Reputation: 49703
Let's say I have the following tables:
id: integer
name: string
id: integer
body: text
id: integer
tag_id: integer
post_id: integer
How would I go about writing a query that select all posts that are tagged with ALL of the following tags (name attribute of tags table): "Cheese", "Wine", "Paris", "Frace", "City", "Scenic", "Art"

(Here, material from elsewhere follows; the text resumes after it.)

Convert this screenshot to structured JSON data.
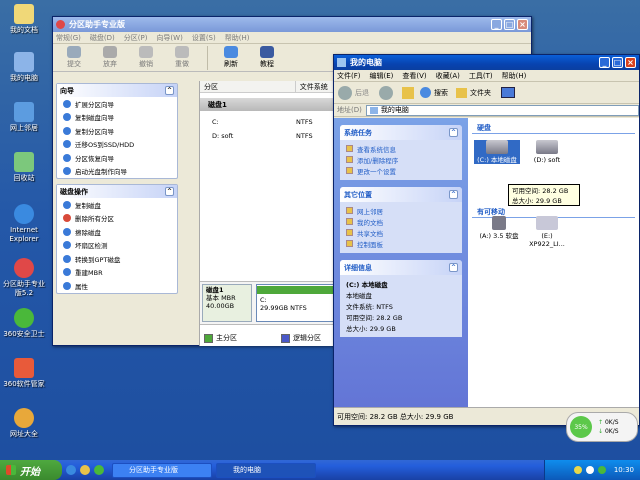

See also: Sql query to find things with most specified tags (note: similar, but not a duplicate!)
Upvotes: 13
Views: 5089
Reputation: 146499
Try this:
Select * From Posts p
Where Not Exists
(Select * From tags t
Where name in
('Cheese', 'Wine', 'Paris',
'Frace', 'City', 'Scenic', 'Art')
And Not Exists
(Select * From taggings
Where tag_id = t.Tag_Id
And post_Id = p.Post_Id))
Explanation: Asking for a list of those Posts that have had every one of a specified set of tags associated with it is equivilent to asking for those posts where there is no tag in that same specified set, that has not been associated with it. i.e., the sql above.
Upvotes: 2
Reputation: 332571
SELECT p.*
FROM POSTS p
WHERE p.id IN (SELECT tg.post_id
FROM TAGGINGS tg
JOIN TAGS t ON t.id = tg.tag_id
WHERE t.name IN ('Cheese','Wine','Paris','Frace','City','Scenic','Art')
GROUP BY tg.post_id
HAVING COUNT(DISTINCT t.name) = 7)
SELECT p.*
FROM POSTS p
JOIN (SELECT tg.post_id
FROM TAGGINGS tg
JOIN TAGS t ON t.id = tg.tag_id
WHERE t.name IN ('Cheese','Wine','Paris','Frace','City','Scenic','Art')
GROUP BY tg.post_id
HAVING COUNT(DISTINCT t.name) = 7) x ON x.post_id = p.id
SELECT p.*
FROM POSTS p
WHERE EXISTS (SELECT NULL
FROM TAGGINGS tg
JOIN TAGS t ON t.id = tg.tag_id
WHERE t.name IN ('Cheese','Wine','Paris','Frace','City','Scenic','Art')
AND tg.post_id = p.id
GROUP BY tg.post_id
HAVING COUNT(DISTINCT t.name) = 7)
The crux of things is that the COUNT(DISTINCT t.name)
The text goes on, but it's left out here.